Picture 1. Cavity 3D, velocity streamlines
  1. Aorta 200K cells, simpleFoam, on 1 and 2 Cores with PCG solver and DIC preconditioner, GAMG solver, FDIC preconditioner, Gauss-Seidel smoother, and SpeedIT 2.1 with AMG preconditioner.
Picture 2. Aorta, velocity streamlines
  1. Ahmed case with 2.5M cells simulated with original simpleFoam, on 1, 2, 3 and 4 Cores with GAMG solver, Gauss-Seidel smoother and SpeedIT with AMG preconditioner.
    Picture 3. Ahmed 25º, velocity streamlines and pressure field.

Cases 1 and 2 were executed on machine A, and case 3 on machine B.

3. Validation

To validate our solution we have ploted pressure field along x axis for cases 1 and 2. From Figs. 1-3 it is quite clear that solutions are correct for simulations with different preconditioners.

Figure 1. Cavity 3D cross section along x axis. Solution for all preconditioners.
Figure 2. Aorta cross section along x axis. Solution for all preconditioners
Figure 3. Aorta cross section along x axis. Solution for all preconditioners.

4. Results
Cavity 3D

Figure 4. Execution time of Cavity 3D case for different preconditoners and number of cores.
Figure 5. Mean number of iterations for GAMG, AMG and DIC preconditioner during pressure calculations.
Figure 6. Acceleration defined as a ratio SpeedIT vs CPU with different preconditioners

Aorta

Figure 7. Execution time of Aorta case for different preconditoners and number of cores
Figure 8. Mean number of iterations for GAMG, SpeedIT with AMG and DIC preconditioner during pressure calculations
Figure 9. Acceleration defined as a ratio GPU (SpeedIT) vs. CPU with different preconditioners.

Ahmed 25º

Figure 10. Execution time for Ahmed case for GPU with AMG preconditioner and different number of cores with GAMG solver

Figs. 1-3 prove that SpeedIT leads to the same solution as OpenFOAM. SpeedIT new AMG preconditioner can be competitive with OpenFOAM GAMG preconditioner working on 1 or 2 core CPU.  The main advantage of the AMG solver is that significantly reduces number of iterations when solving the pressure equation. Comparing to widely used DIC preconditioner SpeedIT 2.1 gives about 10 time less iterations (Fig. 5, and Fig 8 ) which in effect gives a speedup up to 3.5x. What was interesting we found that GAMG is failing when calculations are performed in single precision while AMG is still functioning. Fig. 11 presents the mean number of iterations for the Cavity3D case in single precision. GAMG solver gives as much as 1000 of iterations during pressure field calculations.
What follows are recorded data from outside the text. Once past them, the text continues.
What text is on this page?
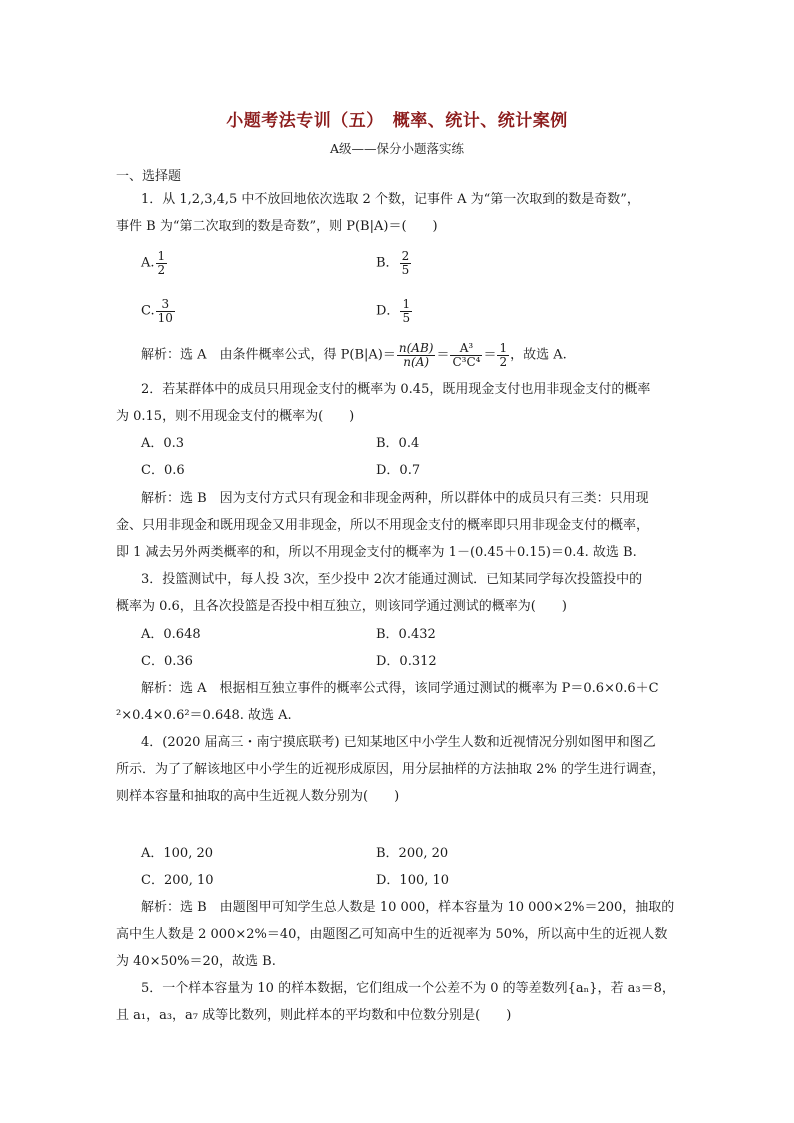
小题考法专训（五）　概率、统计、统计案例
A级——保分小题落实练
一、选择题
1．从 1,2,3,4,5 中不放回地依次选取 2 个数，记事件 A 为“第一次取到的数是奇数”，
事件 B 为“第二次取到的数是奇数”，则 P(B|A)＝(　　)
A. $\frac{1}{2}$	B． $\frac{2}{5}$
C. $\frac{3}{10}$	D． $\frac{1}{5}$
解析：选 A　由条件概率公式，得 $P(B|A)= \frac{n(AB)}{n(A)} = \frac{\text{A³}}{\text{C³C⁴}} = \frac{1}{2}$ ，故选 A.
2．若某群体中的成员只用现金支付的概率为 0.45，既用现金支付也用非现金支付的概率
为 0.15，则不用现金支付的概率为(　　)
A．0.3	B．0.4
C．0.6	D．0.7
解析：选 B　因为支付方式只有现金和非现金两种，所以群体中的成员只有三类：只用现
金、只用非现金和既用现金又用非现金，所以不用现金支付的概率即只用非现金支付的概率，
即 1 减去另外两类概率的和，所以不用现金支付的概率为 1－(0.45＋0.15)＝0.4. 故选 B.
3．投篮测试中，每人投 3次，至少投中 2次才能通过测试．已知某同学每次投篮投中的
概率为 0.6，且各次投篮是否投中相互独立，则该同学通过测试的概率为(　　)
A．0.648	B．0.432
C．0.36	D．0.312
解析：选 A　根据相互独立事件的概率公式得，该同学通过测试的概率为 P＝0.6×0.6＋C
²×0.4×0.6²＝0.648. 故选 A.
4．(2020 届高三・南宁摸底联考) 已知某地区中小学生人数和近视情况分别如图甲和图乙
所示．为了了解该地区中小学生的近视形成原因，用分层抽样的方法抽取 2% 的学生进行调查，
则样本容量和抽取的高中生近视人数分别为(　　)
A．100, 20	B．200, 20
C．200, 10	D．100, 10
解析：选 B　由题图甲可知学生总人数是 10 000，样本容量为 10 000×2%＝200，抽取的
高中生人数是 2 000×2%＝40，由题图乙可知高中生的近视率为 50%，所以高中生的近视人数
为 40×50%＝20，故选 B.
5．一个样本容量为 10 的样本数据，它们组成一个公差不为 0 的等差数列{aₙ}，若 a₃＝8，
且 a₁，a₃，a₇ 成等比数列，则此样本的平均数和中位数分别是(　　)
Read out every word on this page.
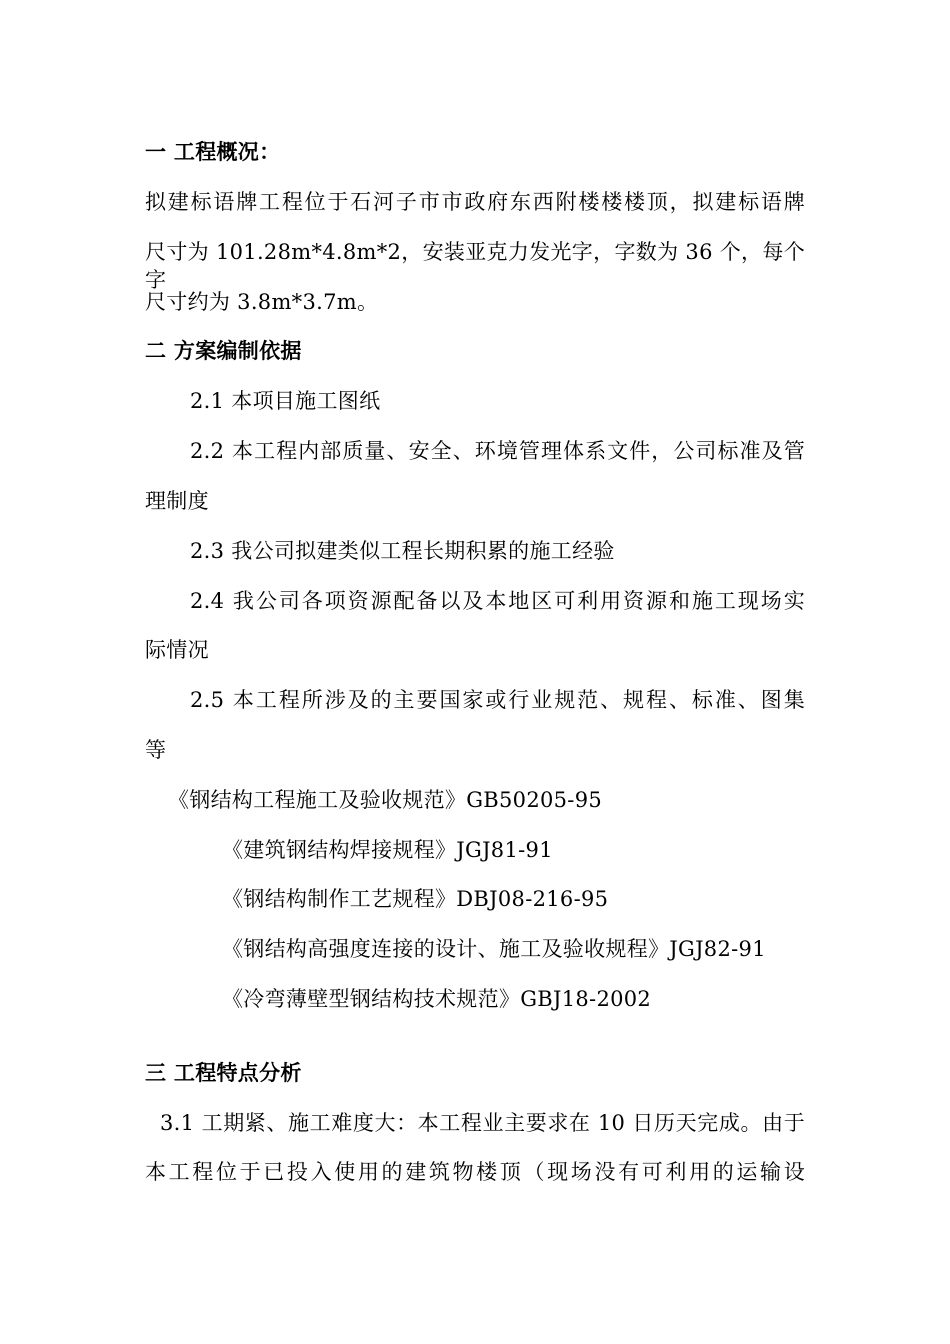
一 工程概况：
拟建标语牌工程位于石河子市市政府东西附楼楼楼顶，拟建标语牌
尺寸为 101.28m*4.8m*2，安装亚克力发光字，字数为 36 个，每个字
尺寸约为 3.8m*3.7m。
二 方案编制依据
2.1 本项目施工图纸
2.2 本工程内部质量、安全、环境管理体系文件，公司标准及管
理制度
2.3 我公司拟建类似工程长期积累的施工经验
2.4 我公司各项资源配备以及本地区可利用资源和施工现场实
际情况
2.5 本工程所涉及的主要国家或行业规范、规程、标准、图集
等
《钢结构工程施工及验收规范》GB50205-95
《建筑钢结构焊接规程》JGJ81-91
《钢结构制作工艺规程》DBJ08-216-95
《钢结构高强度连接的设计、施工及验收规程》JGJ82-91
《冷弯薄壁型钢结构技术规范》GBJ18-2002
三 工程特点分析
3.1 工期紧、施工难度大：本工程业主要求在 10 日历天完成。由于
本工程位于已投入使用的建筑物楼顶（现场没有可利用的运输设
Figure 11. Mean number of iterations for Cavity 3D case in single precision.

5. Acknowledgments

We would like to thank NVIDIA for hardware support and 4-ID network for providing the Ahmed test case. Ahmed test case was based on Motorbike tutorial from OpenFOAM 2.0. We also acknowledge Dominik Szczerba from IT’IS Foundation for providing the geometry of the human aorta.